Ce qui nous a interpellés lors de notre entretien avec le sergent Bugwondeen, ce sont bien les témoignages qu’il partage, surtout là où la pornographie devient un outil de manipulation. Pour la CPU, le manque d’éducation expose particulièrement les enfants aux dangers du trafic humain.

Lors d’une sensibilisation dans une école primaire, le sergent raconte avoir rencontré des élèves de Grade 6 déjà exposés à la pornographie : «Quand je leur ai demandé ce qu’ils en comprenaient, certains ont répondu : ‘‘C’est de l’amour.’’ Cela prouve qu’ils n’ont aucun cadre pour interpréter ce qu’ils voient.» Ce phénomène est renforcé par les méthodes des réseaux criminels eux-mêmes. Le policier a rapporté le témoignage d’une victime : «On leur faisait regarder des vidéos pornographiques pour leur dire : ‘‘Ce n’est pas la guerre, ce n’est pas la violence, c’est juste de l’amour.’’ C’est une façon de les conditionner pour qu’elles finissent par accepter l’inacceptable.» Pour la CPU, cette banalisation de la pornographie et l’absence d’éducation sur ces sujets créent un terrain propice à la manipulation, surtout chez les plus jeunes.
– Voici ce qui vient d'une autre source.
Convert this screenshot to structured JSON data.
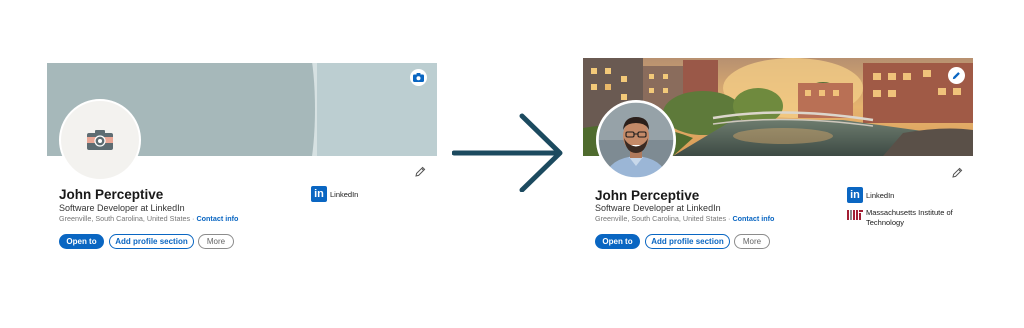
{
  "left_profile": {
    "name": "John Perceptive",
    "headline": "Software Developer at LinkedIn",
    "location": "Greenville, South Carolina, United States",
    "separator": "·",
    "contact_label": "Contact info",
    "org": "LinkedIn",
    "buttons": {
      "open_to": "Open to",
      "add_section": "Add profile section",
      "more": "More"
    }
  },
  "right_profile": {
    "name": "John Perceptive",
    "headline": "Software Developer at LinkedIn",
    "location": "Greenville, South Carolina, United States",
    "separator": "·",
    "contact_label": "Contact info",
    "orgs": [
      {
        "label": "LinkedIn",
        "logo": "linkedin-logo"
      },
      {
        "label": "Massachusetts Institute of Technology",
        "logo": "mit-logo"
      }
    ],
    "buttons": {
      "open_to": "Open to",
      "add_section": "Add profile section",
      "more": "More"
    }
  },
  "icons": {
    "camera": "camera-icon",
    "pencil": "pencil-icon",
    "arrow": "arrow-right-icon"
  },
  "colors": {
    "brand": "#0a66c2",
    "arrow": "#1c4a5f",
    "placeholder_banner": "#a9bfc2",
    "mit_red": "#a31f34"
  }
}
Le danger ne s’arrête pas aux frontières. «De faux amis rencontrés à l’université ou sur les réseaux sociaux peuvent faire partie de ces organisations. Comme dans le film Taken, certaines filles sont droguées, puis vendues», a expliqué le sergent Bugwondeen. Il a évoqué un cas glaçant : «Récemment, un couple mauricien est parti en Turquie. La femme est tombée malade et a été hospitalisée. Le lendemain, on a annoncé son décès. Mais une contre-autopsie à Maurice a révélé qu’il lui manquait… le cœur.»

L’usage de drogues est aussi au cœur de ces réseaux. «Certaines victimes sont dopées pour les rendre dociles. Même la drogue est payée par les clients.» Cette dépendance chimique renforce l’emprise des trafiquants et enferme leurs victimes dans un cycle dont il devient presque impossible de s’échapper.

Pour la CPU, la seule réponse reste la prévention. «Nous ne voulons pas attendre qu’un Mauricien devienne une victime pour réagir. Notre mission, c’est d’agir en amont, de briser le cycle avant qu’il ne commence», a conclu le sergent Bugwondeen.